Alonso De Narvaez, a Spanish painter, painted a portrait of the Virgin of the Rosary on a homespun piece of cotton woven by Indians. To paint in tempera he used pigments taken from the soil and herb and flower juices of the region. The artist added the figures of St. Anthony of Padua and St. Andrew, apostle. These were the patron saints respectively of the Spanish colonist who had commissioned the painting and the monk who had ordered it. In 1562 the portrait was placed in a chapel with a roof that leaked, and in time the humidity, air and sun, had so damaged the painting that it was impossible to recognize. In 1577 the damaged painting was moved to Chiquinquirá and left abandoned in a room that had formerly been the family oratory. Eight years later, Maria Ramos, a pious woman from Seville, cleaned and straightened out the modest chapel and placed in it the faded canvas that had once had Mary’s image. Tradition has it that the prodigy took place on Friday, December 26, 1586. The image stood out again, having recovered its colors and brightness. The instantaneous process of restoration gradually closed the scratches and holes in the cloth, overlaying them with color and light.

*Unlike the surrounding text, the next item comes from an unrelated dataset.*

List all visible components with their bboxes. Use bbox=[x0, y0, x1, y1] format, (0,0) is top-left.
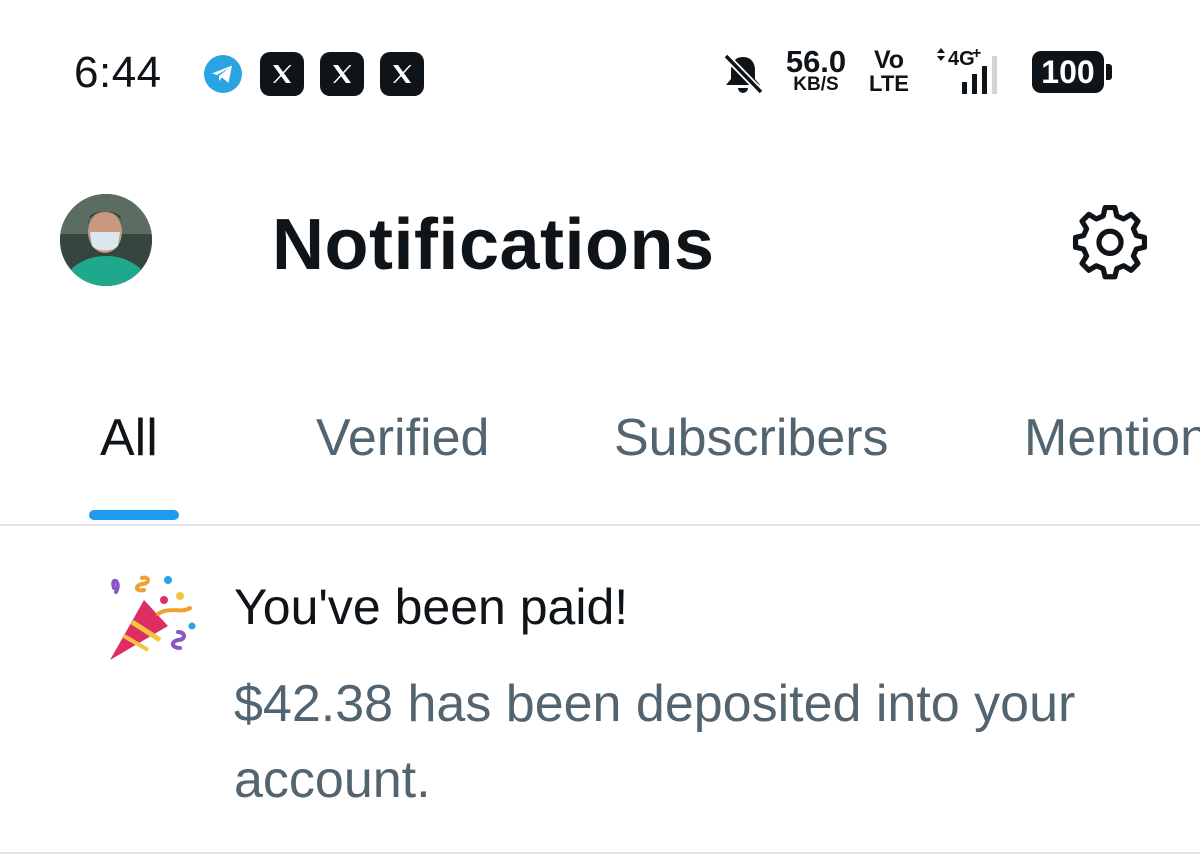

The Virgin of the Rosary in the center of the painting is approximately three feet high. She looks towards the left as if to call attention to the nearly naked Child in her arms. The image has a calms countenance with a delicate smile. Both her face and the Child’s are pale. The Child has a little brightly colored bird tied to his thumb and a small rosary hangs from his left hand. Our Lady is supported by a crescent moon. A white hood covers her head and her rose colored robe is covered by a sky blue cape. With the little finger of her left hand she holds a rosary which hangs in front of her, and in her right hand she has a scepter.
The painting shows the marks of its previous deterioration. The figures appear blurred when looked at closely, but clearer at in a distance. For three hundred years the image of Our Lady of the Rosary of Chiquinquirá was exposed to the faithful without any protection, permitting thousands to touch the flimsy cloth. Since 1897 a thick glass protects the pointing from inclement weather and from excesses of pilgrim fervor.